We watched more Euphoria last night, and I have to say, we are really enjoying it. Nate is a monster, played beautifully (see what I did there?) by Jacob Elordi; but as wild and over-the-top as the show is, it’s also marvelously queer–and also shows the difference between a miserable existence that is completely a lie (Nate’s dad) to Rue’s unabashed, unquestioned bisexuality, and of course there’s a marvelous trans character as well, who is just as developed and three-dimensional and has an interior life as much as the others, which is terrific. Represent, HBO! I’m also a bit surprised that this show hasn’t been targeted by the right–drugs and sex and drinking and teenagers, oh my! But they never came after Gossip Girl either; selective outrage is never consistent, after all.

I did write some last night; it was all garbage, but at least it was something, right? Even as I was typing the words as they came to me, I knew it wasn’t any good. I had the voice completely wrong, and the words, which I’d intended to create a dream-like kind of mood (the way Megan Abbott does, so effortlessly), weren’t good either. It’s just a prologue, and it’s not the actual book I want to write quite yet, but at least it was something–and it was in my mind so much I couldn’t really do much of anything else until I got it out of my system. It’s only about 1500 words or so, and needs to be redone, but I can work on that while I work on these other stories I need to get taken care of. There’s a lot that has to go into this book, which is probably going to wind up being shorter than I had really ever thought about–it kind of needs to be, kind of quick and nasty and dreamy.

Now that I’ve finished Where They Wait (more on that later), I am going to go back to something I’d started before my trip, and then I have some others I’d like to get through relatively quickly; but I do have a three day weekend to look forward to; so hopefully I can get some other reading done, too. I know we are going to Costco this weekend–I need to make a list–and I also need to make groceries, but I’ll probably swing by the grocery store on my way home from work tomorrow since it’s Pay-the-Bills Day. I also want to get a lot of the apartment taken care of, so I can take books to the library on Saturday and I can also drop off the dry cleaning, which will be a lovely start towards making the living room look like a living room and not a fraternity dorm room.

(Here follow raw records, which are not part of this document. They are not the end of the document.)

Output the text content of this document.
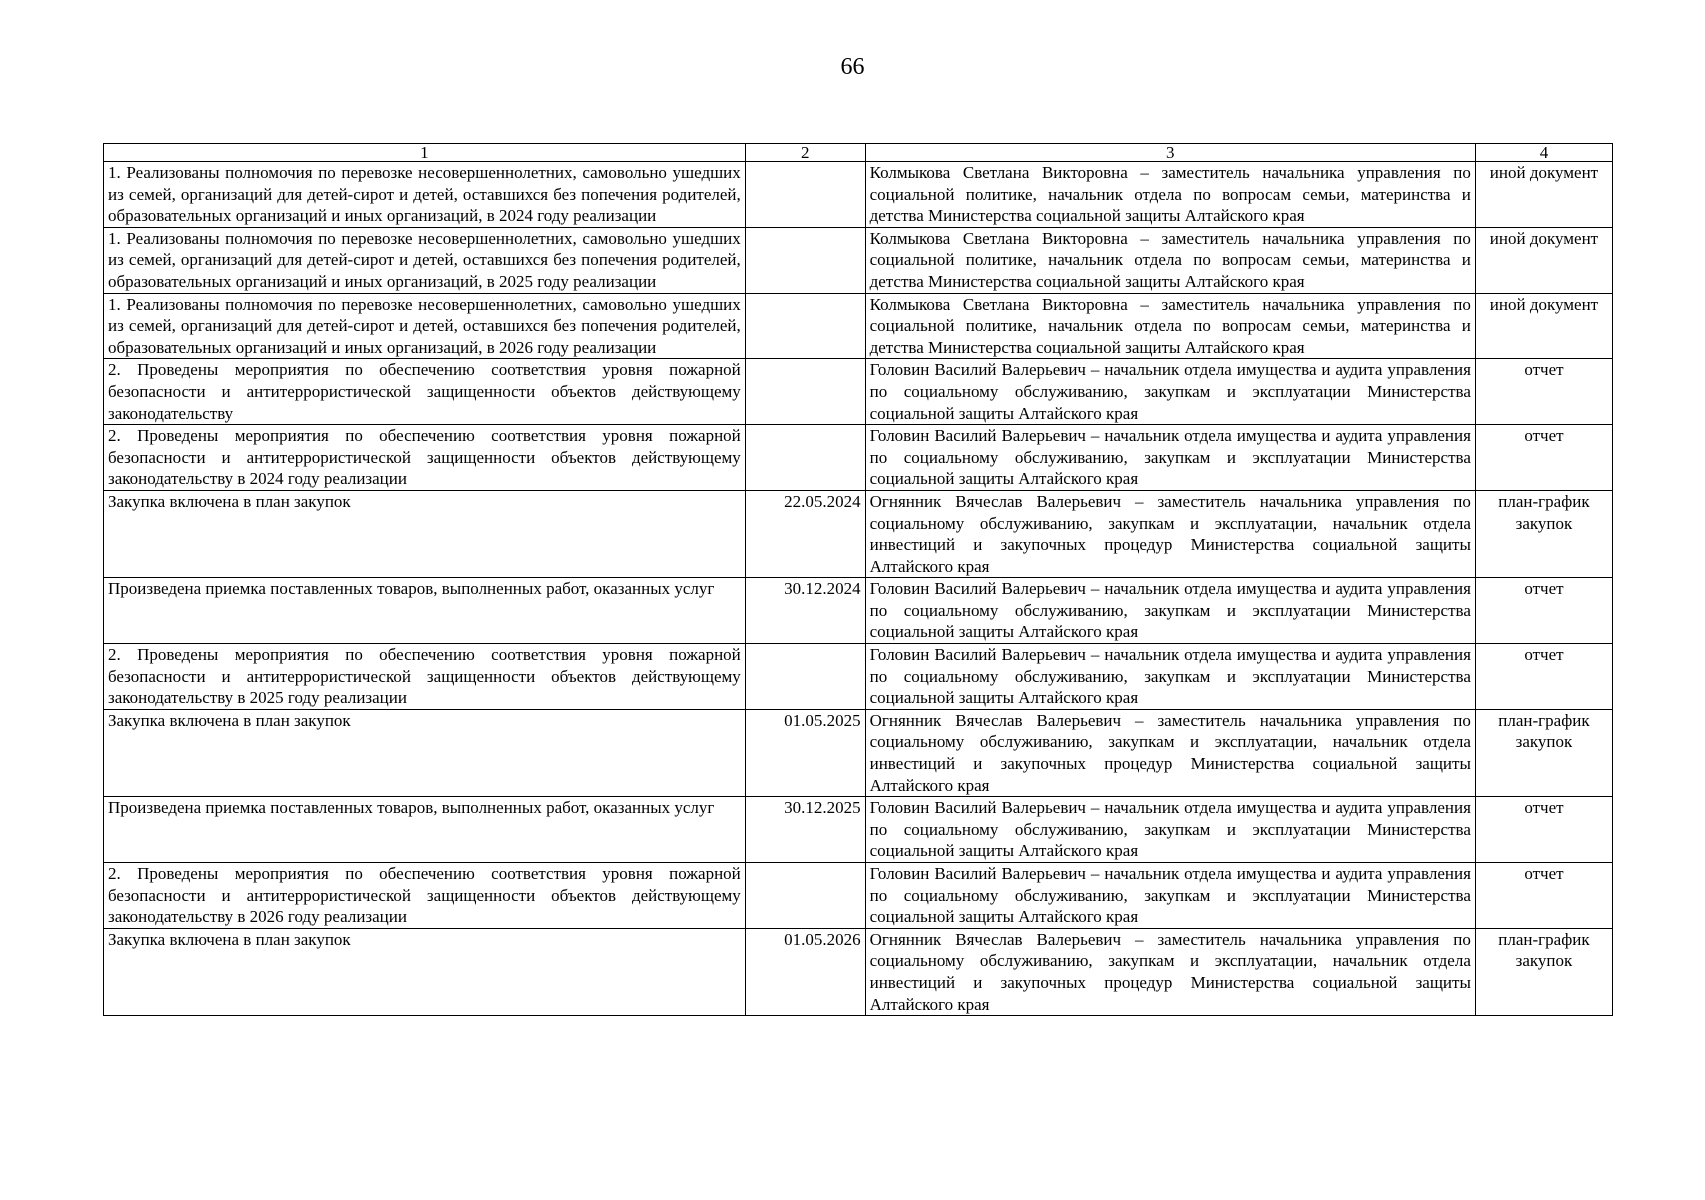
66
1	2	3	4
1. Реализованы полномочия по перевозке несовершеннолетних, самовольно ушедших из семей, организаций для детей-сирот и детей, оставшихся без попечения родителей, образовательных организаций и иных организаций, в 2024 году реализации		Колмыкова Светлана Викторовна – заместитель начальника управления по социальной политике, начальник отдела по вопросам семьи, материнства и детства Министерства социальной защиты Алтайского края	иной документ
1. Реализованы полномочия по перевозке несовершеннолетних, самовольно ушедших из семей, организаций для детей-сирот и детей, оставшихся без попечения родителей, образовательных организаций и иных организаций, в 2025 году реализации		Колмыкова Светлана Викторовна – заместитель начальника управления по социальной политике, начальник отдела по вопросам семьи, материнства и детства Министерства социальной защиты Алтайского края	иной документ
1. Реализованы полномочия по перевозке несовершеннолетних, самовольно ушедших из семей, организаций для детей-сирот и детей, оставшихся без попечения родителей, образовательных организаций и иных организаций, в 2026 году реализации		Колмыкова Светлана Викторовна – заместитель начальника управления по социальной политике, начальник отдела по вопросам семьи, материнства и детства Министерства социальной защиты Алтайского края	иной документ
2. Проведены мероприятия по обеспечению соответствия уровня пожарной безопасности и антитеррористической защищенности объектов действующему законодательству		Головин Василий Валерьевич – начальник отдела имущества и аудита управления по социальному обслуживанию, закупкам и эксплуатации Министерства социальной защиты Алтайского края	отчет
2. Проведены мероприятия по обеспечению соответствия уровня пожарной безопасности и антитеррористической защищенности объектов действующему законодательству в 2024 году реализации		Головин Василий Валерьевич – начальник отдела имущества и аудита управления по социальному обслуживанию, закупкам и эксплуатации Министерства социальной защиты Алтайского края	отчет
Закупка включена в план закупок	22.05.2024	Огнянник Вячеслав Валерьевич – заместитель начальника управления по социальному обслуживанию, закупкам и эксплуатации, начальник отдела инвестиций и закупочных процедур Министерства социальной защиты Алтайского края	план-график закупок
Произведена приемка поставленных товаров, выполненных работ, оказанных услуг	30.12.2024	Головин Василий Валерьевич – начальник отдела имущества и аудита управления по социальному обслуживанию, закупкам и эксплуатации Министерства социальной защиты Алтайского края	отчет
2. Проведены мероприятия по обеспечению соответствия уровня пожарной безопасности и антитеррористической защищенности объектов действующему законодательству в 2025 году реализации		Головин Василий Валерьевич – начальник отдела имущества и аудита управления по социальному обслуживанию, закупкам и эксплуатации Министерства социальной защиты Алтайского края	отчет
Закупка включена в план закупок	01.05.2025	Огнянник Вячеслав Валерьевич – заместитель начальника управления по социальному обслуживанию, закупкам и эксплуатации, начальник отдела инвестиций и закупочных процедур Министерства социальной защиты Алтайского края	план-график закупок
Произведена приемка поставленных товаров, выполненных работ, оказанных услуг	30.12.2025	Головин Василий Валерьевич – начальник отдела имущества и аудита управления по социальному обслуживанию, закупкам и эксплуатации Министерства социальной защиты Алтайского края	отчет
2. Проведены мероприятия по обеспечению соответствия уровня пожарной безопасности и антитеррористической защищенности объектов действующему законодательству в 2026 году реализации		Головин Василий Валерьевич – начальник отдела имущества и аудита управления по социальному обслуживанию, закупкам и эксплуатации Министерства социальной защиты Алтайского края	отчет
Закупка включена в план закупок	01.05.2026	Огнянник Вячеслав Валерьевич – заместитель начальника управления по социальному обслуживанию, закупкам и эксплуатации, начальник отдела инвестиций и закупочных процедур Министерства социальной защиты Алтайского края	план-график закупок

I do continue to keep tabs on the Noah Presgrove case in Oklahoma; his autopsy report was finally released last week (why did it take eight months is another good question), and it’s brutal. I knew it was bad, but Jesus. He literally was beaten to death, and the injuries are horrific. I also became aware of another case yesterday–Tom Brown in Canadian, Texas–which is also weird, is also small town stuff, and Canadian isn’t very far from Comanche, Oklahoma…although I doubt the cases are connected, despite the proximity; poor Tom disappeared on Thanksgiving, and his remains weren’t found for almost two years. Skin Hollandsworth had done an eight-part series on Tom for Texas Monthly, which I will probably read over the course of the weekend. It also occurred to me last night that I have become obsessed with the murders of teenaged boys in rural America lately. But how many cases like this are there, where a teenaged boy (granted, Noah was nineteen, but that still counts) is murdered in a small town where everyone knows everyone, but no one knows who the killer/killers is/are? Come on, now. I’m not buying that for a second.

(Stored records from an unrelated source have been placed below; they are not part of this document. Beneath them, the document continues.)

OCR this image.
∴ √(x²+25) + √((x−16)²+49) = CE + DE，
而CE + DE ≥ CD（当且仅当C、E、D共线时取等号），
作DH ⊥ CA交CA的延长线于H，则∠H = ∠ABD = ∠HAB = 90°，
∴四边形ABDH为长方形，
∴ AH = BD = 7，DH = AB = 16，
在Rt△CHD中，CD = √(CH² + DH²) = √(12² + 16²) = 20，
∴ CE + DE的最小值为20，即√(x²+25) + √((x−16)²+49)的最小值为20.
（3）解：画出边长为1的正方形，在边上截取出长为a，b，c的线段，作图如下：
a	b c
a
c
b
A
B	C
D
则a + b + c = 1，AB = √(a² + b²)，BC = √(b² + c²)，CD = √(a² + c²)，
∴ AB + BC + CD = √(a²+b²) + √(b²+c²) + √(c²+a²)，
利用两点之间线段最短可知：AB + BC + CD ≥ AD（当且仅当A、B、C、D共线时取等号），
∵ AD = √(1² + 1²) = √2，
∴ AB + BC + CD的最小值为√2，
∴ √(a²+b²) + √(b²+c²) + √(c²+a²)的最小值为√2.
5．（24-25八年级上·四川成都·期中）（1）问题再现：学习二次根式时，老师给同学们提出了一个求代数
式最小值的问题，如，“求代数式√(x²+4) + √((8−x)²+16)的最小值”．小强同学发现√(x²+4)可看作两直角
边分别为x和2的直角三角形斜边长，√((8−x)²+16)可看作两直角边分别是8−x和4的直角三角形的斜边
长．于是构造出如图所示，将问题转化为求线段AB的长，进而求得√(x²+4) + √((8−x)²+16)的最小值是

There’s no corruption quite like small town corruption, is there? That’s also uniquely American, I think, and tells quite a different story than all the “real America/Joe Sixpack” right wing bullshit they try to sell us, where every small town is Mayberry and good American values are still appreciated. Well, in my experience every small town is either Twin Peaks or Peyton Place, and if that defines America….well, we need to rethink that.

And on that note, I am heading into the spice mines. Have a lovely day, Constant Reader, and I’ll probably be back later.